Oloron Sainte-Marie

INAUGURATION DE
LA PLAQUE COMMEMORATIVE
EN HOMMAGE A PIERRE JELIOTE

 

ACTION DE LA MUNICIPALITE D’OLORON SAINTE-MARIE EN HOMMAGE A PIERRE JELIOTE

Depuis qu’elle est aux affaires, l’actuelle Municipalité a plusieurs fois rendu hommage à Pierre Jéliote, premier chanteur connu de l’histoire de l’opéra, d’origine béarnaise et ayant vécu plusieurs années à Oloron.

Une salle de spectacles et de congrès a été inaugurée et baptisée « Espace Jéliote ». Un buste en bronze de Pierre Jéliote a également été réalisé et est situé à proximité de l’Espace Jéliote

Plus récemment, par délibération du 6 octobre 2005, la Municipalité a fait l’acquisition du piano de Jéliote pour un montant de 6 000 €, correspondant à l'évaluation faite par un antiquaire-conseil, afin d’enrichir le patrimoine culturel et historique d'Oloron-Sainte-Marie.

PIERRE JELIOTE : UN ARTISTE BEARNAIS A LA COUR DE LOUIS XV

Pierre de Jéliote est né à Lasseube en avril 1713 et mort à Estos en septembre 1797.

Second des six enfants de Joseph de Jéliote et de Madeleine de Mauco, il est envoyé très jeune à Bétharram où se trouve l’un de ses oncles missionnaires. Grâce au chœur de la chapelle de Lestelle, et sous la direction de l’abbé Pourquier, il prend goût à la musique et est envoyé à 16 ans à Toulouse pour perfectionner son chant à la maîtrise de la cathédrale de Saint-Etienne, pour perfectionner son chant.

Remarqué par le compositeur Colin de Blamont, surintendant de la musique en France, il est amené à partir pour Paris où il est hébergé chez le frère de l’abbé Pourquier.

Il s’introduit dans la société et interprète le 1er octobre 1733, dans le domaine de Passy du fermier général M. de la Poplinière, le rôle de l’Amour dans Hippolyte et Aricie de Jean-Baptiste Rameau. En 1735, il joue dans Les Indes Galantes du même compositeur, œuvre dans laquelle il est particulièrement remarqué par Boissy qui en dit alors : « Ah ! C’est un Dieu qui chante ». Il participe ensuite aux concerts particuliers de la Reine, compose des motets pour Mme de Pompadour à qui il donne des leçons de chant et de musique et, à l'occasion du mariage du Dauphin (futur Louis XVI), il compose une comédie-ballet de trois actes intitulée Zélisca ou l’art de la nature.

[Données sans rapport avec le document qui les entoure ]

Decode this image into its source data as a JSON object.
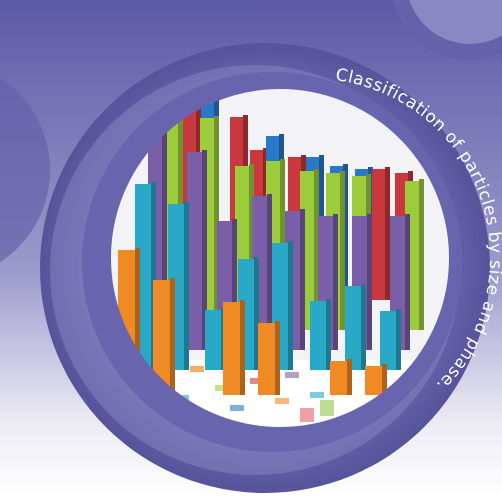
{
  "caption": "Classification of particles by size and phase."
}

Jéliote devient alors le maître de la scène française pendant 22 ans. La cour, notamment la duchesse de la Vallière et Mme de Jully succombe à son charme malgré son physique peu avenant. Voltaire admire « les accents dont l’aisé Jéliote à su charmer nos sens » et Rousseau fait un véritable éloge sur ses talents de chanteur et de musicien. Le 15 mars 1755, il crée le rôle de Daphnis dans la pastorale languedocienne de Modaville et paraît, pour la dernière fois, à l’opéra.

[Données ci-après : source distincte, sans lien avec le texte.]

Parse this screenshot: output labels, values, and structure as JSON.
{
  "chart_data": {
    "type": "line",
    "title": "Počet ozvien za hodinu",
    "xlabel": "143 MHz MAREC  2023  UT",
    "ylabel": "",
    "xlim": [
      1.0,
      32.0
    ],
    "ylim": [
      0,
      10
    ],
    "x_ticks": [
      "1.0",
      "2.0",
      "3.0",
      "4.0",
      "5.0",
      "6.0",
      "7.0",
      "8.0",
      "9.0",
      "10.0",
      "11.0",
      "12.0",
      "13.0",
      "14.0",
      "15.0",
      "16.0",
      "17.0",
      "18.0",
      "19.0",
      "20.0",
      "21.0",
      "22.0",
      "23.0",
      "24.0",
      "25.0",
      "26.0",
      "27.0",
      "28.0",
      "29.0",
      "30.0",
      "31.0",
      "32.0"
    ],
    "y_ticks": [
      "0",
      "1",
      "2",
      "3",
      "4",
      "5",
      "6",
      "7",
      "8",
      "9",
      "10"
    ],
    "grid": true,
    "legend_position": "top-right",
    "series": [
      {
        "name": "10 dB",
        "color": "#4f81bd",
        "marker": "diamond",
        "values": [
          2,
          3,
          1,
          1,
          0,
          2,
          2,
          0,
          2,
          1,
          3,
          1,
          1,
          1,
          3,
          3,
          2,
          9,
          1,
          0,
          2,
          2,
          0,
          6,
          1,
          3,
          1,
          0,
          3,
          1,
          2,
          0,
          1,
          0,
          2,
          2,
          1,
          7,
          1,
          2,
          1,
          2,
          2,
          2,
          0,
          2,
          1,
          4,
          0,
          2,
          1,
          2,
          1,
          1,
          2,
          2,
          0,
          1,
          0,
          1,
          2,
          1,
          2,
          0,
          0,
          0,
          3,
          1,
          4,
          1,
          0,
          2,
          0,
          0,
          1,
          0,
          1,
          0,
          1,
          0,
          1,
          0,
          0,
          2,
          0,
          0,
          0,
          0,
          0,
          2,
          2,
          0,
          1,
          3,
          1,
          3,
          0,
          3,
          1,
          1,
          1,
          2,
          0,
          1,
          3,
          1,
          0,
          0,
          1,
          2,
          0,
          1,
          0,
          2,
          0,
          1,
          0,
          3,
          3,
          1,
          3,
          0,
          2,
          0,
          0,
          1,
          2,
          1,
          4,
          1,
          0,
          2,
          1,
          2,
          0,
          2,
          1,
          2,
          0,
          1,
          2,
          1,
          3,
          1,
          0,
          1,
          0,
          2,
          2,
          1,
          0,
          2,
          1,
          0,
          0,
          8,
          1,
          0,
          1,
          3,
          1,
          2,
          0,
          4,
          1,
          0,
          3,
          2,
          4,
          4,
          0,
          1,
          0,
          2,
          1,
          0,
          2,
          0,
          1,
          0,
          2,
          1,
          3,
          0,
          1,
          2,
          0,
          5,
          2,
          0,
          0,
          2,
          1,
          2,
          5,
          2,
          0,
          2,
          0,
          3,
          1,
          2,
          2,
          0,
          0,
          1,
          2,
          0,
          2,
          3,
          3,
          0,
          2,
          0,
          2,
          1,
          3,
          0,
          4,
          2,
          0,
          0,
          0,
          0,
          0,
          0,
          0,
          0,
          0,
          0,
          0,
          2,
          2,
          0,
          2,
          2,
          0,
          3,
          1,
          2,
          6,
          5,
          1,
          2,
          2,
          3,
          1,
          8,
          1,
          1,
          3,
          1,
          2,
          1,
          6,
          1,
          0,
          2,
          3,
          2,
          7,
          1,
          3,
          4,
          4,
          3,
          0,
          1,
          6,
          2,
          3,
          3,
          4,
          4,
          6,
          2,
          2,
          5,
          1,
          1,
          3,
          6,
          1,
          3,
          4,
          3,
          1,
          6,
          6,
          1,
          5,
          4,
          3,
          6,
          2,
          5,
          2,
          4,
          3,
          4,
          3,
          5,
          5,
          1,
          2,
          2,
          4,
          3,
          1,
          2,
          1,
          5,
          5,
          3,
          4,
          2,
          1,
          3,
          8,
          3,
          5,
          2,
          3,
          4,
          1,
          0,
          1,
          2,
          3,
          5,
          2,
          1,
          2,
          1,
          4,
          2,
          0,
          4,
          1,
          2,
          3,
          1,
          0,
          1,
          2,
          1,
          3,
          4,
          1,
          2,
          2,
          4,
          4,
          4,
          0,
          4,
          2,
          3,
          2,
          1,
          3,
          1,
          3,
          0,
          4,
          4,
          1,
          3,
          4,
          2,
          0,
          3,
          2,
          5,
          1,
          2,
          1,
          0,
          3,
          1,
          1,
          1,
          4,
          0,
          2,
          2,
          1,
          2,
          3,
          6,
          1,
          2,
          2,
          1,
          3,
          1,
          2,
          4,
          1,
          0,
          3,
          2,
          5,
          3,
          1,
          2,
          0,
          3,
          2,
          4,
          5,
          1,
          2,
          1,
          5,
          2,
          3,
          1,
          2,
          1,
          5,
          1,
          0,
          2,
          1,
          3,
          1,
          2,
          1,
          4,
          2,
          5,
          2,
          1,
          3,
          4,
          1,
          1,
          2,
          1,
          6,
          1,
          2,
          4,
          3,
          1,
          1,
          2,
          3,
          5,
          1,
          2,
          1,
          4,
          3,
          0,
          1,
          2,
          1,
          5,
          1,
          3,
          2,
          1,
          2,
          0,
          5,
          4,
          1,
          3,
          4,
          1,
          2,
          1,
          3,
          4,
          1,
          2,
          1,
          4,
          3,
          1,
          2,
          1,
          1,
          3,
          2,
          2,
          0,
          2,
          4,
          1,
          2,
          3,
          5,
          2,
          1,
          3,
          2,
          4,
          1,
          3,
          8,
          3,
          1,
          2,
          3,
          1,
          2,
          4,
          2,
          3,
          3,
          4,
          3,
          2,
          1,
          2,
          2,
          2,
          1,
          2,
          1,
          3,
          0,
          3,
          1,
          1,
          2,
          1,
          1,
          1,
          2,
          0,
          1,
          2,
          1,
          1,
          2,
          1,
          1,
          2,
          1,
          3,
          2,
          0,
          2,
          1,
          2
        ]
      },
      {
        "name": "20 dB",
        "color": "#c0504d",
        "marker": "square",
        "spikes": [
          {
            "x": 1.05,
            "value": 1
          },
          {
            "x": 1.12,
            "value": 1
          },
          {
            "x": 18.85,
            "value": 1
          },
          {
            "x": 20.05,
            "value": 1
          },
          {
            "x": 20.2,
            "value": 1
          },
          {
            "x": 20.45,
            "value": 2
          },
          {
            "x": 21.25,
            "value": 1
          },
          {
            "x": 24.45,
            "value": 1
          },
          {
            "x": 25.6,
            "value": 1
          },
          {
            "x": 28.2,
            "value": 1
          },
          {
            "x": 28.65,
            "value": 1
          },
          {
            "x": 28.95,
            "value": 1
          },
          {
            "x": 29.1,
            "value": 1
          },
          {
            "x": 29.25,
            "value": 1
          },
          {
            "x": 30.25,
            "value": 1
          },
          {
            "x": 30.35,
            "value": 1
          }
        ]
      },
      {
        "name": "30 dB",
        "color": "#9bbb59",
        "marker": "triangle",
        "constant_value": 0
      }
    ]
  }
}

Pendant les dix années qui suivent, il reste à Paris et est toujours invité à la Cour de Louis XV et dans les salons des princes et seigneurs, ce qui ne l’empêche pas de venir se reposer trois mois par an en Béarn, où il a sa famille.

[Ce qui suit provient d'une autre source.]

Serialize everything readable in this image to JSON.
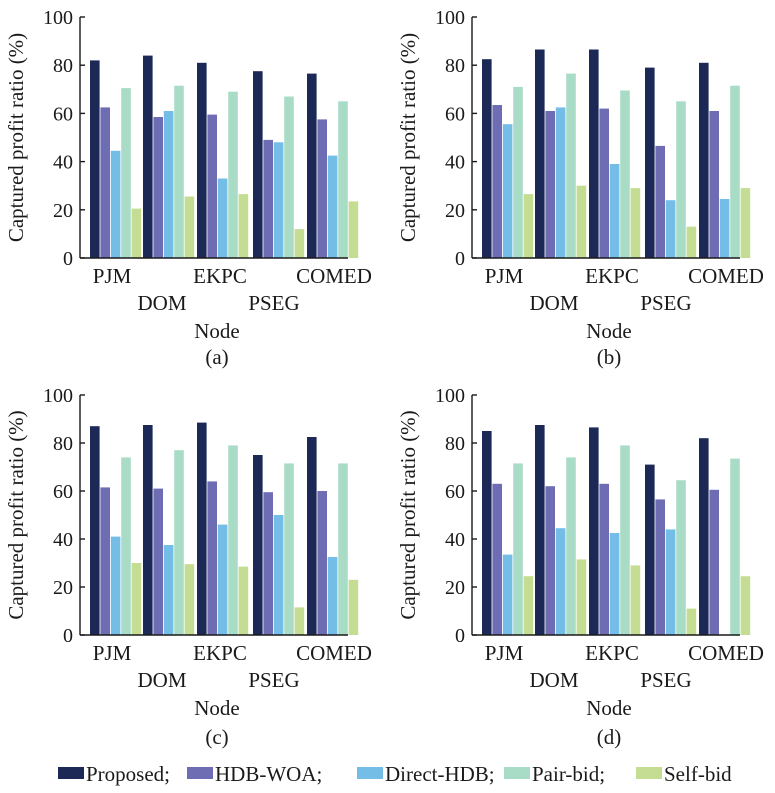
{
  "colors": {
    "Proposed": "#1c2856",
    "HDB-WOA": "#6e6db4",
    "Direct-HDB": "#74bde6",
    "Pair-bid": "#a9dcc6",
    "Self-bid": "#c4dd93"
  },
  "legend": {
    "items": [
      {
        "name": "Proposed",
        "text": "Proposed;"
      },
      {
        "name": "HDB-WOA",
        "text": "HDB-WOA;"
      },
      {
        "name": "Direct-HDB",
        "text": "Direct-HDB;"
      },
      {
        "name": "Pair-bid",
        "text": "Pair-bid;"
      },
      {
        "name": "Self-bid",
        "text": "Self-bid"
      }
    ]
  },
  "chart_data": [
    {
      "type": "bar",
      "caption": "(a)",
      "xlabel": "Node",
      "ylabel": "Captured profit ratio (%)",
      "ylim": [
        0,
        100
      ],
      "yticks": [
        0,
        20,
        40,
        60,
        80,
        100
      ],
      "categories": [
        "PJM",
        "DOM",
        "EKPC",
        "PSEG",
        "COMED"
      ],
      "series": [
        {
          "name": "Proposed",
          "values": [
            82,
            84,
            81,
            77.5,
            76.5
          ]
        },
        {
          "name": "HDB-WOA",
          "values": [
            62.5,
            58.5,
            59.5,
            49,
            57.5
          ]
        },
        {
          "name": "Direct-HDB",
          "values": [
            44.5,
            61,
            33,
            48,
            42.5
          ]
        },
        {
          "name": "Pair-bid",
          "values": [
            70.5,
            71.5,
            69,
            67,
            65
          ]
        },
        {
          "name": "Self-bid",
          "values": [
            20.5,
            25.5,
            26.5,
            12,
            23.5
          ]
        }
      ]
    },
    {
      "type": "bar",
      "caption": "(b)",
      "xlabel": "Node",
      "ylabel": "Captured profit ratio (%)",
      "ylim": [
        0,
        100
      ],
      "yticks": [
        0,
        20,
        40,
        60,
        80,
        100
      ],
      "categories": [
        "PJM",
        "DOM",
        "EKPC",
        "PSEG",
        "COMED"
      ],
      "series": [
        {
          "name": "Proposed",
          "values": [
            82.5,
            86.5,
            86.5,
            79,
            81
          ]
        },
        {
          "name": "HDB-WOA",
          "values": [
            63.5,
            61,
            62,
            46.5,
            61
          ]
        },
        {
          "name": "Direct-HDB",
          "values": [
            55.5,
            62.5,
            39,
            24,
            24.5
          ]
        },
        {
          "name": "Pair-bid",
          "values": [
            71,
            76.5,
            69.5,
            65,
            71.5
          ]
        },
        {
          "name": "Self-bid",
          "values": [
            26.5,
            30,
            29,
            13,
            29
          ]
        }
      ]
    },
    {
      "type": "bar",
      "caption": "(c)",
      "xlabel": "Node",
      "ylabel": "Captured profit ratio (%)",
      "ylim": [
        0,
        100
      ],
      "yticks": [
        0,
        20,
        40,
        60,
        80,
        100
      ],
      "categories": [
        "PJM",
        "DOM",
        "EKPC",
        "PSEG",
        "COMED"
      ],
      "series": [
        {
          "name": "Proposed",
          "values": [
            87,
            87.5,
            88.5,
            75,
            82.5
          ]
        },
        {
          "name": "HDB-WOA",
          "values": [
            61.5,
            61,
            64,
            59.5,
            60
          ]
        },
        {
          "name": "Direct-HDB",
          "values": [
            41,
            37.5,
            46,
            50,
            32.5
          ]
        },
        {
          "name": "Pair-bid",
          "values": [
            74,
            77,
            79,
            71.5,
            71.5
          ]
        },
        {
          "name": "Self-bid",
          "values": [
            30,
            29.5,
            28.5,
            11.5,
            23
          ]
        }
      ]
    },
    {
      "type": "bar",
      "caption": "(d)",
      "xlabel": "Node",
      "ylabel": "Captured profit ratio (%)",
      "ylim": [
        0,
        100
      ],
      "yticks": [
        0,
        20,
        40,
        60,
        80,
        100
      ],
      "categories": [
        "PJM",
        "DOM",
        "EKPC",
        "PSEG",
        "COMED"
      ],
      "series": [
        {
          "name": "Proposed",
          "values": [
            85,
            87.5,
            86.5,
            71,
            82
          ]
        },
        {
          "name": "HDB-WOA",
          "values": [
            63,
            62,
            63,
            56.5,
            60.5
          ]
        },
        {
          "name": "Direct-HDB",
          "values": [
            33.5,
            44.5,
            42.5,
            44,
            0
          ]
        },
        {
          "name": "Pair-bid",
          "values": [
            71.5,
            74,
            79,
            64.5,
            73.5
          ]
        },
        {
          "name": "Self-bid",
          "values": [
            24.5,
            31.5,
            29,
            11,
            24.5
          ]
        }
      ]
    }
  ]
}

A la fin de l’année 1779, il quitte la Place des Victoires à Paris et décide de s’établir à Oloron Sainte-Marie. Une pension de retraite lui avait été accordée un peu plus tôt en considération de ses services en qualité de « Vétéran de la Musique du Roi ». Il passe les dernières années de sa vie à Estos, chez sa nièce Thérèse de Fondeire mariée à Jean-Pierre de Mauco. Il fait d’elle sa légataire universelle et décède le 13 septembre 1797 non sans avoir assisté au mariage de sa petite nièce.

JELIOTE ET MOZART

L’histoire veut que Pierre Jéliote ait rencontré Wolfgang Amadeus Mozart à la Cour quand ce dernier était enfant. Ils auraient joué de la musique ensemble. Un tableau, conservé au Musée de Versailles, en atteste. L’occasion pour la Municipalité de rendre hommage à Jéliote à l’occasion du 250ème anniversaire de la naissance de Mozart, en apposant une plaque commémorative sur la demeure où vécut Pierre Jéliote, actuellement habitée par Mme et M. CEBOLLERO, au 1 rue Jéliote, sur la Commune d’Oloron Sainte-Marie.